Healthcare Workforce Metrics That Separate Top Health Systems

Health systems track a wide array of metrics, but for CEOs and COOs, the main challenge is identifying which reveal organizational performance and future workforce needs.
Workforce decisions drive health system performance. As a CEO or COO, your labor strategy is a major investment that affects patient flow, margins, workforce experience, and demand.
Labor is the margin story for most health systems right now. According to a recent Advisory Board report, it accounts for 53% of median total expenses, and a Healthcare Financial Management Association survey found 96% of CFOs named it a top pressure.
“While workforce conditions vary across healthcare systems, the financial pressure is universal,” said Todd Walrath, ShiftMed CEO. “When labor is roughly 50% of the cost base, even a 5% variance is enough to push a system into the red.”
Many workforce metrics are backward-looking, describing prior periods but offering limited insight into the current workforce impact on operations.
High-performing health systems focus on workforce utilization, flexibility, and efficiency, moving beyond standard metrics like vacancies and labor spend to better assess enterprise-wide performance.
These metrics reveal to executive teams how effectively workforce resources are deployed, how flexible the labor model is, and how prepared the health system is to meet future demand.
Recommended Resource: Why Leading Health Systems Are Rebuilding the Workforce Operating Model
7 Workforce Metrics High-Performing Health Systems Track
Every health system measures workforce performance differently, but high performers align on common metrics that directly link workforce decisions to operational and financial outcomes.
These metrics provide insight into how effectively they’re deploying workforce resources, how much flexibility exists within their labor model, and how well the system is positioned to meet future demand.
The seven metrics most associated with workforce performance are:
Internal Workforce Utilization
Open Shift Fill Rate
Premium Labor Dependence
Workforce Retention
Throughput Efficiency
Forecast Accuracy
Labor Cost Per Patient Day
Individually, each metric adds insight. Together, they provide a comprehensive view of workforce performance. These metrics enable CEOs and COOs to pinpoint opportunities for workforce visibility and coordination while quantifying the impact of labor decisions on operational, financial, and strategic outcomes.
By tracking these metrics, your executive team builds greater workforce flexibility, sharpens decision-making, and increases responsiveness to changing operational needs.

What Workforce Performance Metrics in Healthcare Are Telling You
Traditional staffing metrics tend to describe what has already happened. Workforce performance metrics give leaders a clearer view of why it happened and how it’s likely to affect operations moving forward.
Open Shift Fill Rate
Open shift fill rate measures the percentage of available shifts filled, indicating real-time staffing adequacy. When fill rates are consistently low, it usually points to constraints in workforce availability, scheduling friction, or limited flexibility in how labor is deployed.

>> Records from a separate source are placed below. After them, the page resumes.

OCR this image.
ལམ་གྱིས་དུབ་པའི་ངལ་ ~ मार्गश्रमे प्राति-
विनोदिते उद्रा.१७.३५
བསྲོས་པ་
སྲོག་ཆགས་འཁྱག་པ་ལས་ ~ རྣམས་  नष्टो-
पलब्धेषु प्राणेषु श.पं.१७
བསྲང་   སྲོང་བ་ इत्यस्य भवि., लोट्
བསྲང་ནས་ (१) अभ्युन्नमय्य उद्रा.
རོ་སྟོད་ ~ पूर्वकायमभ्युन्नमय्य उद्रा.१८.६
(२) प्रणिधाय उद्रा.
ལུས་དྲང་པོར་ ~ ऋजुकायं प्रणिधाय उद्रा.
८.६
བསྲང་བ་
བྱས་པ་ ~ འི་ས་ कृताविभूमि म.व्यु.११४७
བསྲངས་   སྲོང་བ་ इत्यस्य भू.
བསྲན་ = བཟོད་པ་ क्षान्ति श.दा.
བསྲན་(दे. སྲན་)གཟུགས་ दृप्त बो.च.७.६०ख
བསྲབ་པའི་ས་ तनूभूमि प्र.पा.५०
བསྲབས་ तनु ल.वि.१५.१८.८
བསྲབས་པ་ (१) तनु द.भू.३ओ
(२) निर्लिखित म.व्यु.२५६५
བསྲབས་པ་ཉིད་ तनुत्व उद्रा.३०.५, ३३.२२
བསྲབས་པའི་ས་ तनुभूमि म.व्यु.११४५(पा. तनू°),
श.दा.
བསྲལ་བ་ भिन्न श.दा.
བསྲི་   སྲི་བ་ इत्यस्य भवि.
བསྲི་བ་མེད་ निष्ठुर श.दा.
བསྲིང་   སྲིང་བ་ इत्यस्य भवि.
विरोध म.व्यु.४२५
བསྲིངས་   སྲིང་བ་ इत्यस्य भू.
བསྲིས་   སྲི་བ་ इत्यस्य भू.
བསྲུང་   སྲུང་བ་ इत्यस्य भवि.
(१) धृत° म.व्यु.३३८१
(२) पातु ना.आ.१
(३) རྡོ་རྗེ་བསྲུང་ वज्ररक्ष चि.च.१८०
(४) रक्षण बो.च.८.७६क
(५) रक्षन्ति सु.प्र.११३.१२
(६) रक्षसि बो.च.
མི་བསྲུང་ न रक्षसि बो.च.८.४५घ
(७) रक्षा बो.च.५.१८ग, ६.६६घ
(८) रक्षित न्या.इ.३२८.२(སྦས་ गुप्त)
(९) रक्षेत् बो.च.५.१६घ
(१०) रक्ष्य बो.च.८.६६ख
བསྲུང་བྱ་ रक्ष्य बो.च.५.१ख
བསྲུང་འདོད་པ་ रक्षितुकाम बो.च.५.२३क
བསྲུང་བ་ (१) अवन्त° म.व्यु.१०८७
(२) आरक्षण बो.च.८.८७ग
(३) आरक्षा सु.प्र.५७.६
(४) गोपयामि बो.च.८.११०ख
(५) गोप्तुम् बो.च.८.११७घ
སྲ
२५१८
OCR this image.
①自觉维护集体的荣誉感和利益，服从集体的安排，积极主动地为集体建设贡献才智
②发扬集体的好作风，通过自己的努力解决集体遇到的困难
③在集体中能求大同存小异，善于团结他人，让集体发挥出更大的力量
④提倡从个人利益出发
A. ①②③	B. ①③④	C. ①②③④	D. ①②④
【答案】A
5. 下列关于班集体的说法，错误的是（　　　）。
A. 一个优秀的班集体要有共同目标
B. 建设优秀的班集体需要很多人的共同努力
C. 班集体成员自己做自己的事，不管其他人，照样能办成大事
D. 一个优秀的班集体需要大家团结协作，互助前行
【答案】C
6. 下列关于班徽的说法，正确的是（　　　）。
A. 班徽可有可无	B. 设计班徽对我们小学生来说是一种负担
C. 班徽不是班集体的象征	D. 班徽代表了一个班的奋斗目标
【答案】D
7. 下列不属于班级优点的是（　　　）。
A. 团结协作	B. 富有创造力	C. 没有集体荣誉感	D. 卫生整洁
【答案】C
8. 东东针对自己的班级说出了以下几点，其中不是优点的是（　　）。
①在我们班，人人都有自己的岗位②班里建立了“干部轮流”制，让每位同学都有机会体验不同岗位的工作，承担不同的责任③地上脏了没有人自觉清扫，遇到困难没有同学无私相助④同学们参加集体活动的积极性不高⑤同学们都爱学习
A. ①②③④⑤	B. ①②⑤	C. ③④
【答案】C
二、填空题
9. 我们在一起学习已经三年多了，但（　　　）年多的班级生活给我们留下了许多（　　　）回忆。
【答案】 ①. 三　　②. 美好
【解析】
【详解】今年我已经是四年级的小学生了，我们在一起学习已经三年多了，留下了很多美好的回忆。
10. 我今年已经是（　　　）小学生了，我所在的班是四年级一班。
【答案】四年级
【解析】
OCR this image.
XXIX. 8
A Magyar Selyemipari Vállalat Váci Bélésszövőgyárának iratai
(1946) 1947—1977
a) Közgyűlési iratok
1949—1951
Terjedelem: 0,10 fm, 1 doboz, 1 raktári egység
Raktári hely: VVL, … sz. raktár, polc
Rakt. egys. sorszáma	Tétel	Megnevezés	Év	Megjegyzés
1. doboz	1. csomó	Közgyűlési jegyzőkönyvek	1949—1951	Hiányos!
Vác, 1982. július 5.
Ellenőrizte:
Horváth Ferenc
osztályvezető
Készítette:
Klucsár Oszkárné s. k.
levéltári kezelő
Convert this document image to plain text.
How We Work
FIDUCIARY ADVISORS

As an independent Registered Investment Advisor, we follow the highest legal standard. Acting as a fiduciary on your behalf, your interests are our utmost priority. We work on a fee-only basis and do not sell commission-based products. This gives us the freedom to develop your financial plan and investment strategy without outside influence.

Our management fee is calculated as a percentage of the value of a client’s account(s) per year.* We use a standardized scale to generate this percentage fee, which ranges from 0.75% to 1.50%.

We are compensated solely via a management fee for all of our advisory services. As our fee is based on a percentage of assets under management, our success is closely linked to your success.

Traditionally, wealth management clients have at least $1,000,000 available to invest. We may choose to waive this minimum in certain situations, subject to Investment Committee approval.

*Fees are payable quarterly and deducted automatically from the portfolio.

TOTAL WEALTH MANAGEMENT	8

High-performing health systems closely monitor this metric across departments and facilities to track coverage and spot patterns that may signal broader workforce strain. When fill rates are steady, the downstream effects are usually easy to see. Less overtime. Lower reliance on agency labor. A more stable workforce experience overall.
Recommended Resource: The Open Shift Management Report for Health System Leaders
Internal Workforce Utilization
Internal workforce utilization is the percentage of required hours filled by current employees before using external resources. Higher utilization means better use of in-house staff.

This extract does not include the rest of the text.